Usai Audiensi dengan Polisi, Pengacara Sebut Lakban di Wajah Arya Daru Ternyata Punya 4 Sidik Jari
Kuasa hukum keluarga diplomat muda Kementerian Luar Negeri (Kemlu), Arya Daru Pangayunan (39), mengklaim, terdapat empat sidik jari pada lakban yang melilit wajah korban.
"Kan kemarin secara kesimpulan disampaikan tidak ada DNA orang lain selain Arya Daru. Tadi kami sempat gali Itu ternyata ada empat sidik jari," kata kuasa hukum keluarga Arya, Martin Lukas Simanjuntak di Markas Polda Metro Jaya, Rabu, 26 November 2025.
Diplomat muda Kementerian Luar Negeri, Arya Daru Pangayunan
Berdasarkan keterangan polisi, dari empat sidik jari di lakban, hanya satu yang layak diperiksa dan itu merupakan milik Arya. Martin menekankan seharusnya penyelidik tetap memeriksa tiga sidik jari lainnya yang menempel pada lakban, mengingat benda tersebut menjadi salah satu bukti penting dalam kasus ini.
"Jadi menyimpulkan tidak ada DNA orang lain dengan tidak ditelitinya tiga sidik jari yang nempel tersebut, itu juga mungkin perlu diperdalam ke depan oleh penyidik," ucap dia.
Senada, kuasa hukum lainnya, Nicolay Aprilindo, menilai pemeriksaan terhadap tiga sidik jari itu krusial dalam penyelidikan kematian Arya.
"Jadi masalah sidik jari itu, itu masalah yang sangat krusial juga.
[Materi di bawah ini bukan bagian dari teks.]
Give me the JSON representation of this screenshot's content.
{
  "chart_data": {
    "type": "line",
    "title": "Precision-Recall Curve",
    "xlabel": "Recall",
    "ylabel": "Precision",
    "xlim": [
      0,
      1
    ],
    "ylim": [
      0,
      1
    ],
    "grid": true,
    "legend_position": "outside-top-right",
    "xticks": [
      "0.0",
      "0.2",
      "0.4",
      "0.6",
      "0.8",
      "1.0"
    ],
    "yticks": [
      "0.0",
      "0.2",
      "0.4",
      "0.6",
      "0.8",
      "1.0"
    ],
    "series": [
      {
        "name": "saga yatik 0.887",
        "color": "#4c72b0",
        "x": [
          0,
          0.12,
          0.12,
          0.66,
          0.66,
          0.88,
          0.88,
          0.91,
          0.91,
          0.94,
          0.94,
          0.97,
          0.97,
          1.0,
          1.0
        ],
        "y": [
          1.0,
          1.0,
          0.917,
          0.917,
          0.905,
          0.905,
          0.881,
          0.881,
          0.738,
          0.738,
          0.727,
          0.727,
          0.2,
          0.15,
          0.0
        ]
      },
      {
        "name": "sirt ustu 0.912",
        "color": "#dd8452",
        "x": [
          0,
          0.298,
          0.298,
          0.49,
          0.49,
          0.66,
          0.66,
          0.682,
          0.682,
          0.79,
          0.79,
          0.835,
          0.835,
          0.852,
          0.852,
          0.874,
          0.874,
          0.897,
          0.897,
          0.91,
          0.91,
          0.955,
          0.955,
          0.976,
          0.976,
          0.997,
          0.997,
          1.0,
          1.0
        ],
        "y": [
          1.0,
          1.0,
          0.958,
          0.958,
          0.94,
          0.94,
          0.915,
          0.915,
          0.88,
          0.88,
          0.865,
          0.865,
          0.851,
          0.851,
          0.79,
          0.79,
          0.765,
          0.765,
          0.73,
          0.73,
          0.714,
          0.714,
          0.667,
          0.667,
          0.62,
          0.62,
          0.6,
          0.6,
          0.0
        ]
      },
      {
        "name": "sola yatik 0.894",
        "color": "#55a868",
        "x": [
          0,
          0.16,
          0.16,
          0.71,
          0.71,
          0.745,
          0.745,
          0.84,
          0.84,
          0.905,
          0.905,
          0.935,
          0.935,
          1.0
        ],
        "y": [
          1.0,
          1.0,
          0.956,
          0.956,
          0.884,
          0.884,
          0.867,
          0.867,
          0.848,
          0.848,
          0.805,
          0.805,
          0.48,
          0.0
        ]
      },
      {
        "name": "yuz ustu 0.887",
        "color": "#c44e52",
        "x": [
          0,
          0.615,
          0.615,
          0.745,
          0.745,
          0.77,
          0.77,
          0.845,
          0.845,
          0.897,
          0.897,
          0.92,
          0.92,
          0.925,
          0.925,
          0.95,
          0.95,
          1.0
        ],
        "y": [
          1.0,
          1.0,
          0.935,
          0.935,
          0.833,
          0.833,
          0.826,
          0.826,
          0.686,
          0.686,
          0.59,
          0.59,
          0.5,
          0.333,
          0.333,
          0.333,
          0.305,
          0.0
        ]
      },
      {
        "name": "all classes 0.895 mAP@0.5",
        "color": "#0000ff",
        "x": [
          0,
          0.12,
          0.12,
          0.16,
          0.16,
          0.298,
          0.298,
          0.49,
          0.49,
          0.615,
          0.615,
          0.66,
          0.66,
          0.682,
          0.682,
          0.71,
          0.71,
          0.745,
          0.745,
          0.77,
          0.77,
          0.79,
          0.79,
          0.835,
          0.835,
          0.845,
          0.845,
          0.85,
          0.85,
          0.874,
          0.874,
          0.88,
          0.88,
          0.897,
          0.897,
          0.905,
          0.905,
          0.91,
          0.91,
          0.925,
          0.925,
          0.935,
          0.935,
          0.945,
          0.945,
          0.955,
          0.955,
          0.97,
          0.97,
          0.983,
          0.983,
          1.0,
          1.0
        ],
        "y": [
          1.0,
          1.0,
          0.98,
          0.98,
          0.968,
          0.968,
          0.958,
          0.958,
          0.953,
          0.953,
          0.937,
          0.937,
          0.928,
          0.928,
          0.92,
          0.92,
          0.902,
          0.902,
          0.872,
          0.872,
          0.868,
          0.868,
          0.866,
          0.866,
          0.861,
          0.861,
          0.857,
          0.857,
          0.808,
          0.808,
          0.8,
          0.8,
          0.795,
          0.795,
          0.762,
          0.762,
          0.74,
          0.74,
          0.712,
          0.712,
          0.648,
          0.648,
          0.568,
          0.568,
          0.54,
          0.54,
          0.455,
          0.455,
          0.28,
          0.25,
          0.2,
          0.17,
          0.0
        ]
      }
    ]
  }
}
Kami juga baru tahu ada tiga sidik jari yang melekat di lakban itu, tapi yang yang bisa teridentifikasi oleh inafis itu hanya milik almarhum. Yang tiga lagi tidak," tutur Nicolay.
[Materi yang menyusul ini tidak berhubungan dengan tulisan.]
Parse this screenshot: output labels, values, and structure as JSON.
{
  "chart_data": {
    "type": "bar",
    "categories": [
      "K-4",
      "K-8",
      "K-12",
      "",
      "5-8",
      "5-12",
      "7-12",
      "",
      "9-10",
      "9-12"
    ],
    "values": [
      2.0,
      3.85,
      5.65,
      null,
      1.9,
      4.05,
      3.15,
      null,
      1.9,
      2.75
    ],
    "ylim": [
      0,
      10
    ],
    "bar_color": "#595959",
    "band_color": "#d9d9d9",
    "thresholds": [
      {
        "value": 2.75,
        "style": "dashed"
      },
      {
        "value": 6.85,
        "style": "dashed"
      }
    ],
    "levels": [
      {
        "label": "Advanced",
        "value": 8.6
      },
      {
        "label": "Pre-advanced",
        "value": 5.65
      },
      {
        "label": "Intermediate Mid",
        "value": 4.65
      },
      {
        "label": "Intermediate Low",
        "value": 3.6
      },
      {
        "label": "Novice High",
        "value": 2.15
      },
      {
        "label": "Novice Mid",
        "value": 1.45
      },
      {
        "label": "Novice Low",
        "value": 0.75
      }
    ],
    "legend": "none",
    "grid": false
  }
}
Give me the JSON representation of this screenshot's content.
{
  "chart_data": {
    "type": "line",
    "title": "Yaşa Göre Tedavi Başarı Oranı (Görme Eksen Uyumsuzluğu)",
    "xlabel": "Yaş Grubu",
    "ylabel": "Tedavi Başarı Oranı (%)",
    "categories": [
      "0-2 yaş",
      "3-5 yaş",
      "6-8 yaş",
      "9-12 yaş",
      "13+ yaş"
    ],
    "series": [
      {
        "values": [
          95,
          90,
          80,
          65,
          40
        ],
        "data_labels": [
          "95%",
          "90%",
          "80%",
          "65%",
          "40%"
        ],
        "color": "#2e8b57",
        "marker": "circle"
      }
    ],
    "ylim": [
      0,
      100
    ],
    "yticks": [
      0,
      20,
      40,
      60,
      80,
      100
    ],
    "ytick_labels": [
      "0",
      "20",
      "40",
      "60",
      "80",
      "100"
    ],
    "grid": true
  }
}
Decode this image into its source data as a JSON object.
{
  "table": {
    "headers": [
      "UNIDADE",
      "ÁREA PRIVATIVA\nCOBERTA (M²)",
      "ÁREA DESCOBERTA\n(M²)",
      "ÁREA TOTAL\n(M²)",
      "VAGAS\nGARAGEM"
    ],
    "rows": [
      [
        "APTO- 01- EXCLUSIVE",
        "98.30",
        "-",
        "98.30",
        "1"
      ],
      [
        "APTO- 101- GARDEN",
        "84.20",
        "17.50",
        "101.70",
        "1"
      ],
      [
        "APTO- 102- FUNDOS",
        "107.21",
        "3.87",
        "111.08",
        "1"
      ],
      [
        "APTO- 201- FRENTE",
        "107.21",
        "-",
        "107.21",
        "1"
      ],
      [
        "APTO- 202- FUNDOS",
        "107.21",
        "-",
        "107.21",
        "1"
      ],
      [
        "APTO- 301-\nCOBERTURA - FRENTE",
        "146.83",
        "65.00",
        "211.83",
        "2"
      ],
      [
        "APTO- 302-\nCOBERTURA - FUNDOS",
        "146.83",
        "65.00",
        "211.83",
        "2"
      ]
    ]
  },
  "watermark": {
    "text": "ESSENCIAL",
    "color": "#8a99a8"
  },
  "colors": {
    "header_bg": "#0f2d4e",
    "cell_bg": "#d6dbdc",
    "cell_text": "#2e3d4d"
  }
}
"Oleh karena itu saya tanya apakah yang tiga itu tidak bisa teridentifikasi Itu milik siapa? Almarhum Atau orang lain? Penyidik mengatakan mereka tidak bisa menjawab itu," katanya.
Sebelumnya diberitakan, keluarga diplomat muda Kementerian Luar Negeri (Kemlu), Arya Daru Pangayunan (39), tidak dapat menghadiri agenda audiensi yang digelar Polda Metro Jaya pada Rabu, 26 November 2025.
Ketidakhadiran keluarga disampaikan langsung oleh kuasa hukum mereka, Nicholay Aprilindo, yang mewakili istri Arya, Meta Ayu Puspitantri, serta orang tua Arya, Subaryono.
“Di mana panggilan itu ditujukan kepada Ayahanda Almarhum, Pak Subaryono, dan Istri Almarhum, Meta Ayu. Namun, karena kondisi kesehatannya, dan istrinya yang mengalami kondisi sakit, maka mereka tidak bisa hadir,” kata Nicholay kepada wartawan di Mapolda Metro Jaya.
Untuk diketahui, jenazah Arya ditemukan dalam kondisi mengenaskan di kamar kosnya di kawasan Menteng, Jakarta Pusat, pada Selasa, 8 Juli 2025 lalu. Ia ditemukan dengan wajah terbungkus plastik dan lakban kuning, yang sempat menimbulkan spekulasi publik soal dugaan pembunuhan.
Namun, sejauh ini penyidik menyatakan tidak menemukan unsur pidana dalam kematian tersebut. Berdasarkan hasil penyelidikan polisi, disimpulkan bahwa tidak ada keterlibatan orang lain dalam kematian Arya atau dengan kata lain Arya tewas bunuh diri.
Meski begitu, polisi masih menerima informasi lainnya terkait kasus ini apabila ada bukti baru. Sehingga, kasus ini ditegaskan polisi belum distop atau SP3.